E o que falar de Bertha Ringer Benz, nascida no Grão-ducado de Baden, região sudoeste da Alemanha. A riqueza de sua família não lhe isentaou das restrições ao gênero feminino da época, como a negação de acesso à educação de meninas. Aos 9 anos de idade Bertha teve acesso à escola e demonstrou seu grande interesse pelas ciências naturais, em específico a mecânica. Ao se casar com o engenheiro Karl Benz, atendendo à exigência da época, cedeu seu dote familiar ao marido. Assim ele investiu na Benz & Cie., onde foi desenvolvido o primeiro protótipo do automóvel, o Benz Patent-Motorwagen. E foi Bertha Benz a primeira pessoa no mundo a dirigir um automóvel a longa distância no ano de 1888, sem permissão legal, viajando de Mannheim a Pforzheim, percurso que soma 92 km. Com ela estavam dois filhos de 13 e 15 anos. Em 1944, na data de seu aniversário de 95 anos, Bertha foi laureada com o prêmio de Senadora Honorável do Instituto de Tecnologia de Karlsruhe, vindo a falecer 4 dias depois.

A emancipação da mulher também se apresentou nas sociedades mais desenvolvidas a partir da II Revolução Industrial, que tinha como um dos resultados as inovações acessíveis para uso das famílias como os eletrodomésticos. Os refrigeradores e a preservação dos alimentos mudavam o sentido da mulher na plantação ou criação de animais para o sustento da família. Os fogões a gás e a energia elétrica facilitaram o processamento dos alimentos e a manutenção das habitações. A indústria de utensílios de matéria plástica e produtos químicos para uso doméstico também foi um avanço na organização dos lares. E o perfil social seguia essas tendências das novas tecnologias da época. Tudo isso modificava o tempo da mulher em casa para mais disponibilidade ao mercado de trabalho.

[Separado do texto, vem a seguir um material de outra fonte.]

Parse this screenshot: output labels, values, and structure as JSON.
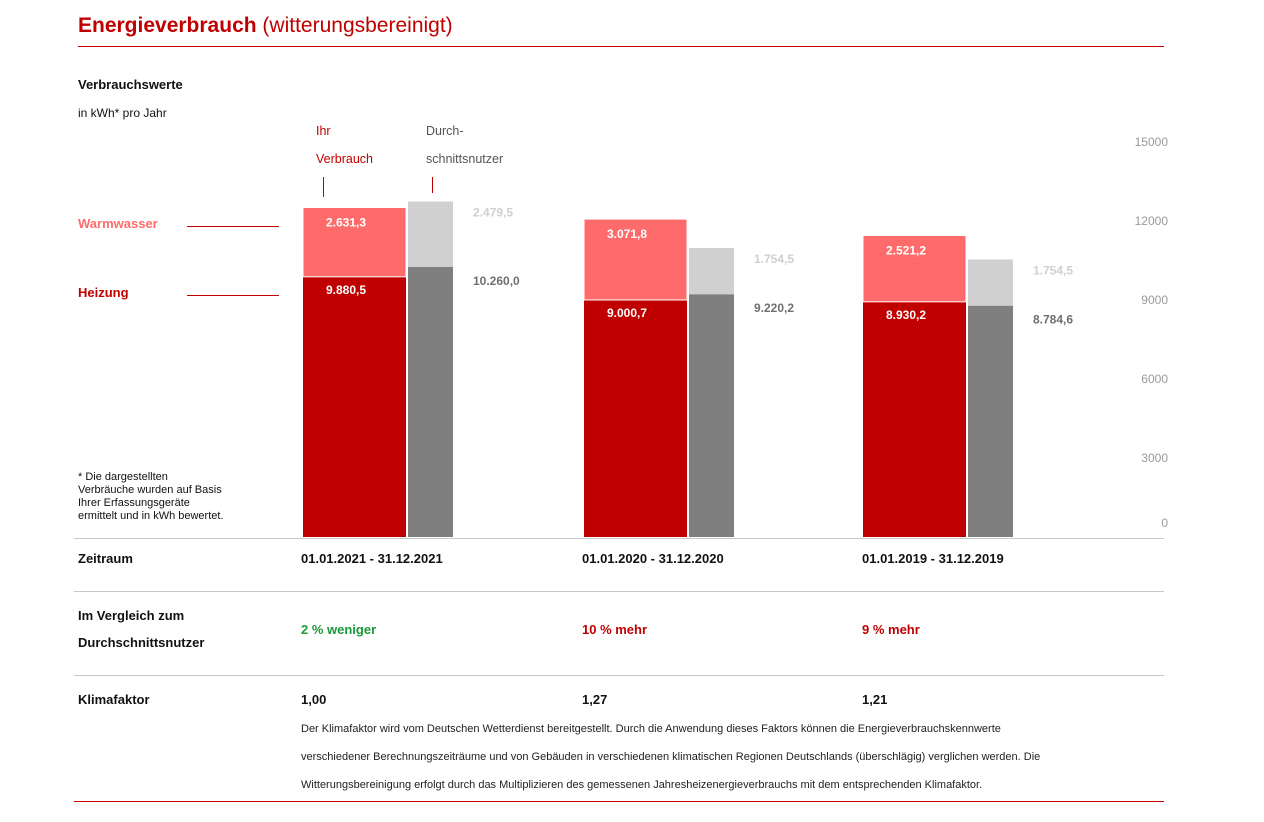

A sintetização e industrialização do hormônio feminino permitiu o planejamento familiar. Com mais essa condição as mulheres, na segunda metade do Século XX, passaram a ter mais exposição e presença no mercado de trabalho. Sua presença modificou não só o ambiente de trabalho até então eminentemente masculino, mas também a representação política na sociedade.

Esse foi um processo iniciado nos países mais desenvolvidos, em que se destacaram nomes como o de Margaret Tatcher. A britânica era formada em Química e em sua longa carreira política chegou ao cargo de primeira ministra da Inglaterra de 1979 a 1990. Nesse período da economia mundial a indústria e a economia dos países desenvolvidos enfrentavam o desafio do alto custo do petróleo, a matéria-prima essencial para o processo industrial instalado desde o início do século que movia as economias internas dos países e a economia internacional. Era um cenário de grande crise das economias centrais, principalmente da Inglaterra. Margaret Tatcher não por menos foi eternizada como A Dama de Ferro.

Atualmente, e em sentido oposto aos destaques femininos do Século XX, nos países de menor renda a escassez de recursos tangíveis e intangíveis impede a presença das mulheres nas escolas, no mercado de trabalho e nas representações sociais e políticas. Com isso, a diferença social nos países e entre os países é muito evidente entre os de renda mais alta e os de menor renda.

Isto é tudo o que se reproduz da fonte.